For instance, a UK-based DTC beauty brand might achieve a 6x ROAS by targeting only price-sensitive shoppers with discount-driven ads. However, these customers are unlikely to develop loyalty, and the brand risks becoming synonymous with fleeting promotions rather than quality or innovation. Meanwhile, a competitor investing in brand campaigns—perhaps through impactful influencer partnerships—builds a reservoir of future demand, capturing organic traffic and repeat purchases over time. The lesson? ROAS alone doesn’t tell the whole story.

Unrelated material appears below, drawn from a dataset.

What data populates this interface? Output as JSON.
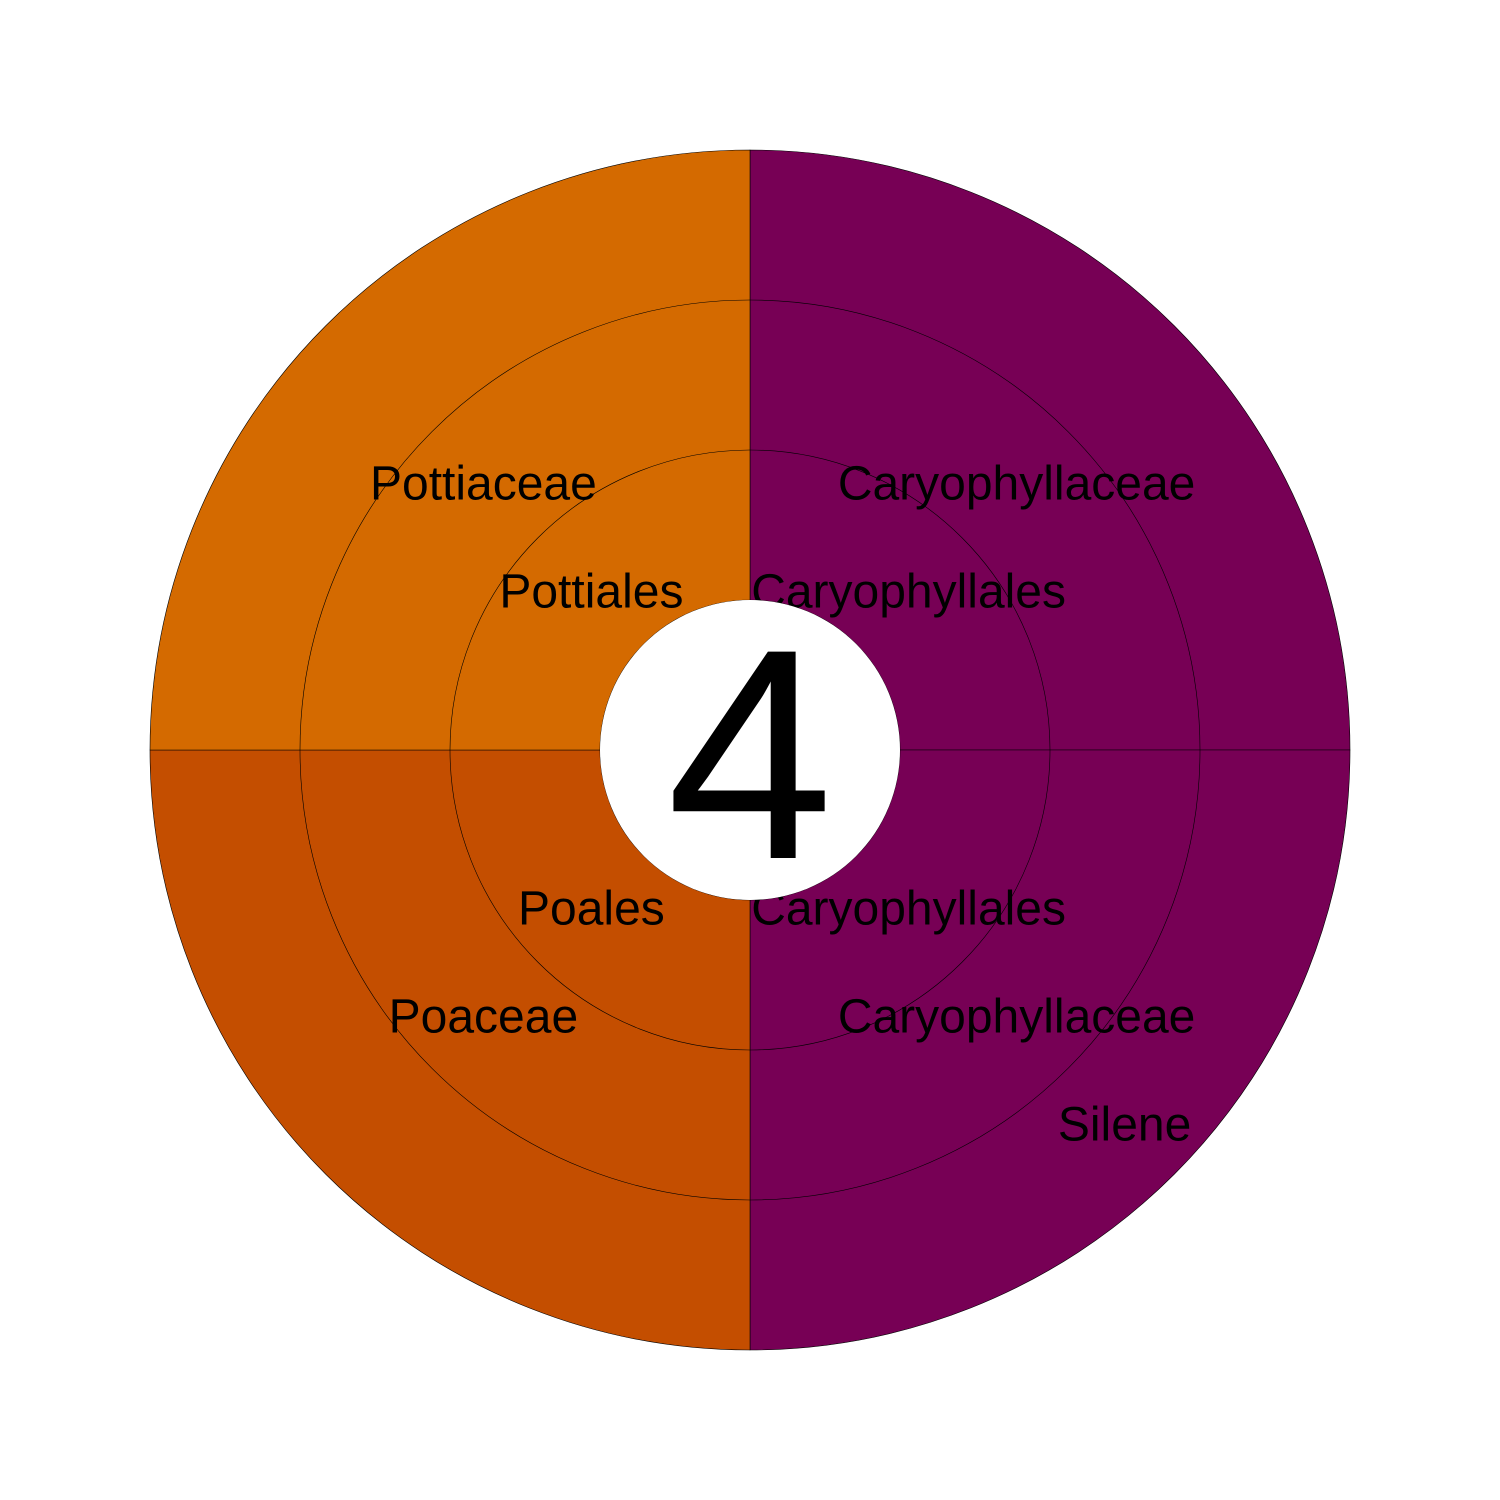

Breaking Free: Balancing ROAS with Brand Building
To thrive, DTC brands need to rethink their obsession with high ROAS and adopt a more holistic approach. This doesn’t mean abandoning performance marketing but rather balancing it with strategic brand investment. Allocate resources to initiatives that build awareness, trust, and differentiation—such as creative content, partnerships, or public relations—while using performance channels to drive conversions. Data from industry studies suggests that brands achieving a mix of around 60% brand-building and 40% performance marketing often see stronger long-term growth, even if short-term ROAS dips slightly.
For a DTC food subscription service in the UK, this might mean running a memorable TV campaign to boost brand recognition, while maintaining targeted social ads to convert interested shoppers. Over time, this balance creates a virtuous cycle: stronger brand equity drives organic traffic and repeat purchases, reducing reliance on paid ads and lowering acquisition costs. The result? A more resilient business that isn’t held hostage by the pressure to chase ever-higher ROAS figures.
The Path Forward
Chasing high ROAS might feel like a safe bet in the short term, but it can shackle your brand to a cycle of diminishing returns. By recognising ROAS as just one piece of the puzzle—not the whole picture—you can unlock sustainable growth. Invest in building a brand that resonates, and you’ll create a foundation for future cash flow, customer loyalty, and market leadership. In the end, it’s not about the vanity of a high ROAS—it’s about the reality of a thriving, enduring business.